Born in Mexico, Anabel Hernández began her career in journalism in 1993, working for the newspaper Reforma while still a student in university. In the decades that followed, Hernandez has made a name for herself as one of Mexico’s leading investigative journalists, publishing stories of government corruption, sexual exploitation and drug trafficking.
That groundbreaking reporting, which includes two books investigating the interconnections between Mexican government officials at all levels and the leading drug cartels in the country, has come with a price. Hernández currently lives in exile, having fled Mexico after credible death threats directed at her and her children.
“During this dramatic period in Mexico’s history, silence is killing men, women and children, ordinary members of civil society, it is killing human rights defenders, it is killing government officials, and it is killing journalists,” she said when accepting the Golden Pen of Freedom Award in 2012.
“But breaking the silence can also be deadly,” she added.
Hernández has intimate knowledge of the dangers that citizens in Mexico face as a result of the country’s criminality. Her father, who initially discouraged her ambitions of becoming a journalist, was murdered in Mexico City in 2000. His killing remains unsolved as her family refused to pay the officials who were tasked with the investigation. Hernández said that his murder is what drives her work.
After five years of research, Hernández published the book Los Señores del Narco in 2010 (released in English in 2013 under the title, Narcoland: The Mexican Drug Lords And Their Godfathers). The book thoroughly explores those behind the drug cartels. It shows how utterly interwoven the “narco system” is into the fabric of everyday life in Mexico and the complicity of politicians, the military and businessmen in the drug trade.
“Between them all, they have turned Mexico into a graveyard,” she wrote.

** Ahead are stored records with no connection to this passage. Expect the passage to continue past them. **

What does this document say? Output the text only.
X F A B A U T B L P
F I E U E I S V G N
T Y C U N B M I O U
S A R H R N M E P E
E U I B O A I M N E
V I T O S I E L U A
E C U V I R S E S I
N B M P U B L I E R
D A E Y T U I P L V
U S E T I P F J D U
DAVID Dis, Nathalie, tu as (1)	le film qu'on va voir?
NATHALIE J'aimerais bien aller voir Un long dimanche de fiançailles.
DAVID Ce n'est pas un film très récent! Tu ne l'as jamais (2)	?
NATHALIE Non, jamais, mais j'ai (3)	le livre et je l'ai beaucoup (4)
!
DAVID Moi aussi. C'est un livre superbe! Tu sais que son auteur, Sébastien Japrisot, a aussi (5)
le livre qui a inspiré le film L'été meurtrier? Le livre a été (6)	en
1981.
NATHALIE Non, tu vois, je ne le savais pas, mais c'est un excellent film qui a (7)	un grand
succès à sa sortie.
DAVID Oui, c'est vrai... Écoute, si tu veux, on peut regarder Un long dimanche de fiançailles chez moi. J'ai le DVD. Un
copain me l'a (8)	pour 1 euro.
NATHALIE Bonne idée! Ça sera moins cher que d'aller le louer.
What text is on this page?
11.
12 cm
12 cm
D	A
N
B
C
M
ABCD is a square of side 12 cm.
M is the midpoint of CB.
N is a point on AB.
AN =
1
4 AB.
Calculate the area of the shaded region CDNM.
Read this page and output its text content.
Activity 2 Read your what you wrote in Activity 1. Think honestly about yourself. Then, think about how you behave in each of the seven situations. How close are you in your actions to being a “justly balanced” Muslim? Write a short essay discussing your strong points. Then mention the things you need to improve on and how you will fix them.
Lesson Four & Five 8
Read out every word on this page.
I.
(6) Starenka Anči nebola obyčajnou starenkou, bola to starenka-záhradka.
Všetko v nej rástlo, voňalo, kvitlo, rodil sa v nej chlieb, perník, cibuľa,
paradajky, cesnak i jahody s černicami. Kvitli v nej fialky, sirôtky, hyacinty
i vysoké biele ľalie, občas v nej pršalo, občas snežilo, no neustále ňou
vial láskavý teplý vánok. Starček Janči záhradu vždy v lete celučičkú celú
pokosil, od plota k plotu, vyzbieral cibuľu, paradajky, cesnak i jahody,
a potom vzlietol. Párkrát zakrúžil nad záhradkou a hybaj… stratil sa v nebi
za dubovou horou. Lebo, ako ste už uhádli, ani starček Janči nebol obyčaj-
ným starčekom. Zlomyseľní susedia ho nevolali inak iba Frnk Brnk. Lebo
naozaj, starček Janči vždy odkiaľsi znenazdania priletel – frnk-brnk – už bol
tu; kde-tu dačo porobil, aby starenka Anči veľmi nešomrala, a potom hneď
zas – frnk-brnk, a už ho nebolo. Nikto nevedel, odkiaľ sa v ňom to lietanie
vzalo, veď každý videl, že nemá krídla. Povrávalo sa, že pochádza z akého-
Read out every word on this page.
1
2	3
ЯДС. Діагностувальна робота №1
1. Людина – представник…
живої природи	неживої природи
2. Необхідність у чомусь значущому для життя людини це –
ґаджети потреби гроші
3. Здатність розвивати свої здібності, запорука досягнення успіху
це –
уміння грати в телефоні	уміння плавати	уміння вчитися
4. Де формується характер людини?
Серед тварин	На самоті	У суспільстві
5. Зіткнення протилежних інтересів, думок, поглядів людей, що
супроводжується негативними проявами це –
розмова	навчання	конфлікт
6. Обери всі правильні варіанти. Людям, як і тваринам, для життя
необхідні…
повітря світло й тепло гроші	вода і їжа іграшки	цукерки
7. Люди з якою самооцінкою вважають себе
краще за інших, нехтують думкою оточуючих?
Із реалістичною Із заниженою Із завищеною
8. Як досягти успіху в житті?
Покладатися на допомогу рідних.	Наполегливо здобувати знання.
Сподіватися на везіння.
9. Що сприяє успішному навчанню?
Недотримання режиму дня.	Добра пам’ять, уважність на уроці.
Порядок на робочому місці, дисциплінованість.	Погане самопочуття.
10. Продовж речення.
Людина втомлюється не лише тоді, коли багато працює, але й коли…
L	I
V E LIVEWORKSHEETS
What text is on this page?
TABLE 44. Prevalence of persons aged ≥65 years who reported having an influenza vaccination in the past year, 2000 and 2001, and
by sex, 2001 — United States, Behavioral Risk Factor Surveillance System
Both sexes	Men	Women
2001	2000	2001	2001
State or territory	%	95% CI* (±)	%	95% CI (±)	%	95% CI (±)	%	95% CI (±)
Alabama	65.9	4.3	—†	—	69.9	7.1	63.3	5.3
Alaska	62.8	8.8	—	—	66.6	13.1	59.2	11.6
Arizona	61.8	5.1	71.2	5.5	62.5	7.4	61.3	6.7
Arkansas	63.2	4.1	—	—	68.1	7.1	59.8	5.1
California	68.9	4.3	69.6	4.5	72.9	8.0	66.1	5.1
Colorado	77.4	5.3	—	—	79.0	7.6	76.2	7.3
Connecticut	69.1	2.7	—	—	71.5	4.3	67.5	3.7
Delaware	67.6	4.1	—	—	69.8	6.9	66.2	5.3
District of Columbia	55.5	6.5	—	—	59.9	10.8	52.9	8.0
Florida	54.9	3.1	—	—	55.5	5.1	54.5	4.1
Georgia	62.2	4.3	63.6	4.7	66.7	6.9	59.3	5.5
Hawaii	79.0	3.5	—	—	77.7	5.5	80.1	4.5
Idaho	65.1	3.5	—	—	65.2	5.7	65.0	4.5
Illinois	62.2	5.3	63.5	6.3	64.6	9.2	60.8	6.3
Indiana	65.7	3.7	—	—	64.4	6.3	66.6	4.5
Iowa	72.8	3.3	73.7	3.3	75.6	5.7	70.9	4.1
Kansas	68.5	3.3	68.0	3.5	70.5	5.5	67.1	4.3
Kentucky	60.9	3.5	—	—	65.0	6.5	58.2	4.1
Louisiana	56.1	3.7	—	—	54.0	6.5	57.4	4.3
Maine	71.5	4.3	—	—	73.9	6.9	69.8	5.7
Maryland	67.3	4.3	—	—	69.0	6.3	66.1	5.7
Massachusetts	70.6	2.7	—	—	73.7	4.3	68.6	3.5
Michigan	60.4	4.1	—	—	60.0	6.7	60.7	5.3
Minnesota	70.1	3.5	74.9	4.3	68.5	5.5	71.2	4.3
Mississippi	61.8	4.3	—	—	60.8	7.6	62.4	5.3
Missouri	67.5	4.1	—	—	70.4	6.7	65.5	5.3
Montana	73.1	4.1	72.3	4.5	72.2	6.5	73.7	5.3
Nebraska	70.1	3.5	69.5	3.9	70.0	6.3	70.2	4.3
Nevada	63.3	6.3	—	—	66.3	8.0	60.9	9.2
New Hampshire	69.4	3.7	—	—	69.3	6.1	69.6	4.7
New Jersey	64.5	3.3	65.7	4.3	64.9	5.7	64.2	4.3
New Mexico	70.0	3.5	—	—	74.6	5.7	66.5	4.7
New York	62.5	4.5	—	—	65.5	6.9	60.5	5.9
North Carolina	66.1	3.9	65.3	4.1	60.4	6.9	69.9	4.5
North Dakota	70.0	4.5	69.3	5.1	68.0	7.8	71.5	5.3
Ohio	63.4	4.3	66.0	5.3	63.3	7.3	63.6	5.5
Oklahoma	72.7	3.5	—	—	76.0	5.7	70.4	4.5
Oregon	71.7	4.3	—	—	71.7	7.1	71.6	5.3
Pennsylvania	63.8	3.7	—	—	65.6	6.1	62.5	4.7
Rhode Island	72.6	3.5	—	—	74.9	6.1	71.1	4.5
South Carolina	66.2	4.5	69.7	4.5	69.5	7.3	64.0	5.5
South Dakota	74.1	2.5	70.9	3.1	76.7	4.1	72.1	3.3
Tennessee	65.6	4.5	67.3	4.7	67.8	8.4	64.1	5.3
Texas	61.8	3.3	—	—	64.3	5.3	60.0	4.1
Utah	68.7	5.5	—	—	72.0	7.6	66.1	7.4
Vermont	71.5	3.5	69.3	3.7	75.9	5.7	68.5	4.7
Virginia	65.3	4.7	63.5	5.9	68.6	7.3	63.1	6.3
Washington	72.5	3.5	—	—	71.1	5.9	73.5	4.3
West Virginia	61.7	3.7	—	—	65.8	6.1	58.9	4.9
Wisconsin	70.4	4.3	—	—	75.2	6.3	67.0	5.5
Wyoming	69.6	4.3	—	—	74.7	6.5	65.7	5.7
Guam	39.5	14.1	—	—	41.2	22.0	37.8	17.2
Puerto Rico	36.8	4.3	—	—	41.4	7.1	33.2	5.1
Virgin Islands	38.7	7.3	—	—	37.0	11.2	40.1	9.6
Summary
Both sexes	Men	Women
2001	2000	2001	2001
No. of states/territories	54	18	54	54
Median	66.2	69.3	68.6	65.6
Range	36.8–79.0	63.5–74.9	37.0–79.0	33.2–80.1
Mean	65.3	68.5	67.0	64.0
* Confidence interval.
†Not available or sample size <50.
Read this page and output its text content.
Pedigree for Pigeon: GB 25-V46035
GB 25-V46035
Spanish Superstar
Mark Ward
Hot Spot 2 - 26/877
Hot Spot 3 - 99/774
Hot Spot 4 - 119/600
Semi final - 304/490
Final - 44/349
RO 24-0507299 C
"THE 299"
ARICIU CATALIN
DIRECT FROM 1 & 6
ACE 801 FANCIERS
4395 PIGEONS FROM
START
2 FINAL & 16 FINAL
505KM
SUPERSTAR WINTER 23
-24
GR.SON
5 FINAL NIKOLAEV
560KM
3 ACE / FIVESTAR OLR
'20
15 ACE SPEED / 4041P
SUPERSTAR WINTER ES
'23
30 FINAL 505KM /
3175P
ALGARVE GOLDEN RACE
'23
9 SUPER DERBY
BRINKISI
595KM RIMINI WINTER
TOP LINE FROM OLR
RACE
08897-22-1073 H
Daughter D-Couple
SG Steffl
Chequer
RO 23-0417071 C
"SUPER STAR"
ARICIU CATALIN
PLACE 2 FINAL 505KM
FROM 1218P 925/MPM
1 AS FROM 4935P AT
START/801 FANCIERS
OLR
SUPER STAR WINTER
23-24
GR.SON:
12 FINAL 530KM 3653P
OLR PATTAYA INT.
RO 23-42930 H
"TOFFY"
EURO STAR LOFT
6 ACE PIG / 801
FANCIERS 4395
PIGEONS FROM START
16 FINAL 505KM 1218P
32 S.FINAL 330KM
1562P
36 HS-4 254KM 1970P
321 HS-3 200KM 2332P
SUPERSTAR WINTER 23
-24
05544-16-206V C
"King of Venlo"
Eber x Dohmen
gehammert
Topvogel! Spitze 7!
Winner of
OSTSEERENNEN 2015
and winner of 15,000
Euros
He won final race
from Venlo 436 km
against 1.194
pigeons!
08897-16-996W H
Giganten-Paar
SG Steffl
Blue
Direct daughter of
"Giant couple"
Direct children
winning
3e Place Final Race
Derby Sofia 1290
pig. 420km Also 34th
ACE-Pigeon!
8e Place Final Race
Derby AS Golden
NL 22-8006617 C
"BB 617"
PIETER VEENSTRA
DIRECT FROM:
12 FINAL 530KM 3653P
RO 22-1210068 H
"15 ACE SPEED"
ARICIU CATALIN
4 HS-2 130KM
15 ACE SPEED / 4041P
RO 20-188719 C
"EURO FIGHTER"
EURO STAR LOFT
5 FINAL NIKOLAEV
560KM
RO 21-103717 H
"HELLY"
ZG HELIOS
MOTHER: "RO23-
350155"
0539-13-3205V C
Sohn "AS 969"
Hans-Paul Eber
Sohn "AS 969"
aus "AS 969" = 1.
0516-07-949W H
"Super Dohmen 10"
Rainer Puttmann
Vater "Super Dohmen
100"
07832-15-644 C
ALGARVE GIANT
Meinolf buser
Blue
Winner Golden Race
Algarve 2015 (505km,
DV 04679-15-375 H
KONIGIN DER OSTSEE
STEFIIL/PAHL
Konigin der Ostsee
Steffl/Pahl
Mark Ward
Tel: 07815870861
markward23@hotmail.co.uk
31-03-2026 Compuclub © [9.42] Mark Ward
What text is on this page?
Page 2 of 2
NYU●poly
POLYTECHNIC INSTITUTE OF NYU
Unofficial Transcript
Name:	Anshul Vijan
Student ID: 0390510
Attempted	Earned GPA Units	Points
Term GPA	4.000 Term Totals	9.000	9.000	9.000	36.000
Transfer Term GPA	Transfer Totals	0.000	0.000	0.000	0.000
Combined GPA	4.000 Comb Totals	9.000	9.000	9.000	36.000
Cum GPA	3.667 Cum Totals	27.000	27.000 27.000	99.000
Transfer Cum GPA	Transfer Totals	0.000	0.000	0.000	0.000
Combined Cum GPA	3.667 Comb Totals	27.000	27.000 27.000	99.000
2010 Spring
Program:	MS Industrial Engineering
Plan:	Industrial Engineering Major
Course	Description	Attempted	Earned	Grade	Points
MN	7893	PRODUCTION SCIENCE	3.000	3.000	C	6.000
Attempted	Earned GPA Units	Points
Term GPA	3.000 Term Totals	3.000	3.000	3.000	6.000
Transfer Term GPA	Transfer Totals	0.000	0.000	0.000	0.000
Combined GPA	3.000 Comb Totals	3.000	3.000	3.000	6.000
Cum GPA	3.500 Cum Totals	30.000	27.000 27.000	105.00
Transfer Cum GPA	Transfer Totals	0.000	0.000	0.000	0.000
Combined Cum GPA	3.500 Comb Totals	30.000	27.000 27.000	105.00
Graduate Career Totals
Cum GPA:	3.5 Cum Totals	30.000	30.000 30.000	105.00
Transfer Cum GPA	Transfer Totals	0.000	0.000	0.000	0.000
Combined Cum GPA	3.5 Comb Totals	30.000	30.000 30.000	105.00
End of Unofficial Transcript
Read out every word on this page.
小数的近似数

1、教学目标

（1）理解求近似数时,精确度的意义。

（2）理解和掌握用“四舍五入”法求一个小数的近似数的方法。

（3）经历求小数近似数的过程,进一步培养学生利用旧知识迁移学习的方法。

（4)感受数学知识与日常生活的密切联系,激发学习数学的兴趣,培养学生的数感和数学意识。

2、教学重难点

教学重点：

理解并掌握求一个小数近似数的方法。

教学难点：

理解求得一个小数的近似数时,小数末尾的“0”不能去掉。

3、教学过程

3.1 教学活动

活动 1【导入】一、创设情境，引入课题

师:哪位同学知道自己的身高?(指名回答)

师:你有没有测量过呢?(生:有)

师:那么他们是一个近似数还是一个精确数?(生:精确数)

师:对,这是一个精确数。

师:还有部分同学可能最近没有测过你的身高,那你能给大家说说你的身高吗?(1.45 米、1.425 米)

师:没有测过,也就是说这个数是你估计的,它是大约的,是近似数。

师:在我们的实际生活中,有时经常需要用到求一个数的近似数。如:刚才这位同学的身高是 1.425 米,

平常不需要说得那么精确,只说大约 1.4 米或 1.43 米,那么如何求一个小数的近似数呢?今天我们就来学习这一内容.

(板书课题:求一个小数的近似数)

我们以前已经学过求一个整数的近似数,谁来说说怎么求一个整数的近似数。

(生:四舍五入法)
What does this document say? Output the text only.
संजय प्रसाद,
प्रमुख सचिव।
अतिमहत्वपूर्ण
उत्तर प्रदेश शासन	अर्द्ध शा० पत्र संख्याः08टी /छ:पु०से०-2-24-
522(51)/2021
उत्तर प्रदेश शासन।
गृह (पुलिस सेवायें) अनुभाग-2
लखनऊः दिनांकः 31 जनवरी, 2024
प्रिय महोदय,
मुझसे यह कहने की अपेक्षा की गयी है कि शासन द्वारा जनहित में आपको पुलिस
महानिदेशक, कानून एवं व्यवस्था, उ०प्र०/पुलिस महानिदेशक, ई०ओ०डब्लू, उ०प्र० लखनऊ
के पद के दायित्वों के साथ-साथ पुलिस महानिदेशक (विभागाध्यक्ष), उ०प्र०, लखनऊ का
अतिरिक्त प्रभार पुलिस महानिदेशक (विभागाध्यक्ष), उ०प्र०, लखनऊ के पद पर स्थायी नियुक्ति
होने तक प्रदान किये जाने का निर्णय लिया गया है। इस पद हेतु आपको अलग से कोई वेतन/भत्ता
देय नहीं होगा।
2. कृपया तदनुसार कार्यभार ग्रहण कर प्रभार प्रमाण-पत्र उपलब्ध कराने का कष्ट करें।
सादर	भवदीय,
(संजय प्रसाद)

The detailed accounting of corruption was a best-seller upon its release in Mexico. It also earned Hernandez numerous death threats. She was later assigned bodyguards for around-the-clock protection.
“After I published Los Señores del Narco in Spanish — now Narcoland in English — I received death threats. Last June, someone left decapitated animals in front of my house,” Hernández told The Nation magazine in October 2013. “It’s sad to say, but I didn’t receive the threats from the drug cartels. I received the threats from the federal government, from the most powerful chief of police in Mexico.”